На что спросил человек: «Как судишь ты силой, не зная истины?»
Молчал воин, но верил, что справедливость на его стороне.
И сразил воин третьего человека, когда тот безоружен был. И думал воин, что Справедливость восстановил, но убил ее.
Вновь явился к воину незнакомец, и речи его были подобны светлому дню, когда глаза были темнее ночи. Забрал он меч из рук воина и сказал: «Ты не судья больше. Ты поверил всем словам моим, не узнав истину».
И закрыл глаза от стыда воин.
«Ты силу свою во зло употребил».
И содрогнулась земля под ногами воина.
«Ты судил других, когда сам виновен был».
И пронзил меч сердце воина, и погас в нем огонь.
И эхом отозвалась Истина, и явилась тогда в мир Сила, и воцарилась в нем Справедливость, что восстановлена была.
Таинство ночи нельзя нарушать; ее неспешное течение неумолимо, оно быстро унесет тебя в такие диковинные места, что наутро не захочется возвращаться.
НИР, СКАЗИТЕЛЬ
Меня разбудил протяжный скрип двери, и я с трудом оторвал голову от стола, за которым уснул. В ночи любой звук кажется ударом колокола. Легкая тень выскользнула из таверны. Глазам нелегко привыкать к темноте. Ставни широко распахнуты, царящий внутри полумрак не спеша перемешивается с лунными сумерками, которые плавно вливаются в открытое окно. Сколько же я проспал? Пламя убаюкало меня. Едва ощутимое дуновение холодного ветра коснулось моей руки. Так шепчет ночь, когда под ее покровом кто-то лишается жизни.
Я медленно поднялся из-за стола. Пламя в камине потухло, оставив тлеющие угли. Я прислушался – тишина и ничего, кроме нее. Ночь имеет дурную привычку всё скрывать. Придется искать самому. Выставив перед собой меч, я подбираюсь к двери. Слышен скрип половиц. Старые доски легко выдерживают мои шаги, лишь изредка скрипуче сетуя. Прежде чем распахнуть дубовые двери, смотрю в окно. Что-то притаилось вдалеке под раскидистым деревом. Освежающий ветер касается лица, словно подтверждая мою догадку. Толкаю тяжелую дверь. Луч луны, поняв свою оплошность, скрывается за тучами. Заметно темнеет. Я не свожу взгляда с дерева. Стремительно спускаюсь с холма, держа меч наготове, – и вдруг в нерешительности замираю. Бледный свет освещает высокую фигуру Ренара. Его руки в крови. На траве у его ног мертвая птица.

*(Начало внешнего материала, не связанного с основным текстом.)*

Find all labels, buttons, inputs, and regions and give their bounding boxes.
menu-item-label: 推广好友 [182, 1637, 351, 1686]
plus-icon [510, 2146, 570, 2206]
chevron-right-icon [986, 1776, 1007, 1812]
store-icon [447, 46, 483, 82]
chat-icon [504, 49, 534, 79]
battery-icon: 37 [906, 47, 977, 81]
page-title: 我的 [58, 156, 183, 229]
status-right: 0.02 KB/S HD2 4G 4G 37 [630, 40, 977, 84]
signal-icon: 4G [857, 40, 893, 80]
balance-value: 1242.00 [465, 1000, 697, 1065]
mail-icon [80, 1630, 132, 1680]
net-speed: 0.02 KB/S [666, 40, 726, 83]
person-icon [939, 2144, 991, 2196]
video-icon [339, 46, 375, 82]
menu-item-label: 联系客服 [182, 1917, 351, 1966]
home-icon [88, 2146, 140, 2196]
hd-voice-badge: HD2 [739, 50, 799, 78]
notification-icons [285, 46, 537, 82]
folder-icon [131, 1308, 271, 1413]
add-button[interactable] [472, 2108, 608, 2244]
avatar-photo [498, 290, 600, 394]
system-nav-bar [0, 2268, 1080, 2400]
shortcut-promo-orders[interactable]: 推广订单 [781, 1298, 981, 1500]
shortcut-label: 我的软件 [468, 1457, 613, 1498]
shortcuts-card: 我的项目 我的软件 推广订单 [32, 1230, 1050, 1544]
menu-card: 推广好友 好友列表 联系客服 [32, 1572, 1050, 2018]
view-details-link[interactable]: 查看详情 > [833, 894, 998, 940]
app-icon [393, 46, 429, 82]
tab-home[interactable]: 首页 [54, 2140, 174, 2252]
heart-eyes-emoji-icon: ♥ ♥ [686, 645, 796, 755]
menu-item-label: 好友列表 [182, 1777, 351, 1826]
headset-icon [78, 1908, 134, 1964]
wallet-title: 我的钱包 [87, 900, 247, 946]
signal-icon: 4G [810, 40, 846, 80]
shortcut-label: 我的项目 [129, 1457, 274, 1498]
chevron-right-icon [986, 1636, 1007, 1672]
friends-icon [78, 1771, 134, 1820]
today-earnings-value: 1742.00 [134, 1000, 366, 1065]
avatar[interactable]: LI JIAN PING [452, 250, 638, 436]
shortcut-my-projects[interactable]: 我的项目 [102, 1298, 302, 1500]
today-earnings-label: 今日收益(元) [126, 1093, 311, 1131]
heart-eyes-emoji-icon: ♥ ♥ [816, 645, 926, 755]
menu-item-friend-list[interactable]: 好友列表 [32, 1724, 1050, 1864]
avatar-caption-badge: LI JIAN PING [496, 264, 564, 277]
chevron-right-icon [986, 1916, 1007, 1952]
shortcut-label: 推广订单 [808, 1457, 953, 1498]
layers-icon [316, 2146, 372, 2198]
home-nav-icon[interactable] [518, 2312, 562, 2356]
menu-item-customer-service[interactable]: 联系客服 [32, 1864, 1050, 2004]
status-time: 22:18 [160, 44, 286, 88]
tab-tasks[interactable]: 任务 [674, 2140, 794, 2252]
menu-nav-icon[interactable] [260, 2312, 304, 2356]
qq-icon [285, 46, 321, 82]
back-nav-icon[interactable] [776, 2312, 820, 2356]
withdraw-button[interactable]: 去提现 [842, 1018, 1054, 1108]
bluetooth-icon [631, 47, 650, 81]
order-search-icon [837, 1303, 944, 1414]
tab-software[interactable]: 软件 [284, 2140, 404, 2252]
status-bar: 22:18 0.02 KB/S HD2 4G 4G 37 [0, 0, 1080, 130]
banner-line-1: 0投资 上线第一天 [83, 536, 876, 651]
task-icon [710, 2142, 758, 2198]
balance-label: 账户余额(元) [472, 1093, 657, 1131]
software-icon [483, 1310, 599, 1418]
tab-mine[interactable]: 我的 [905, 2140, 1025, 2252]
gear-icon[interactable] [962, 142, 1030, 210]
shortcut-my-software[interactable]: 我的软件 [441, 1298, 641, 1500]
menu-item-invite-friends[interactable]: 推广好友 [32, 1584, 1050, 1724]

– Спокойно, – шепчет эльф, отходя на шаг. – Я все объясню.
Я не опускаю меч, стараясь не отводить взгляд. По его губам медленно стекает алая струйка. Светящиеся глаза смотрят то на меня, то на клинок, отливающий серебром.
Немного подумав, я убираю меч в ножны.
– Остальные знают? – спрашиваю я.
Ренар вытирает рот перчаткой.
– Да, – тяжело вздыхает он, – обо мне они знают. – Губы эльфа искривляются в горькой усмешке. – Старик знает, а Брума… – На секунду он замолкает. – Она верит, что проклятье можно победить. – Ренар отворачивается, его плечи вздрагивают. – Но любые снадобья тут бессильны. Пойми, паладин, они могут заглушить жажду, но не утолить ее.
Эльф оборачивается, в свете луны его лицо кажется мертвым.
Я молчу. Слова хотят слететь с губ, но они пусты и бесполезны. Ренар поднимает голову к небу. Луна опасливо скрывается за тучами.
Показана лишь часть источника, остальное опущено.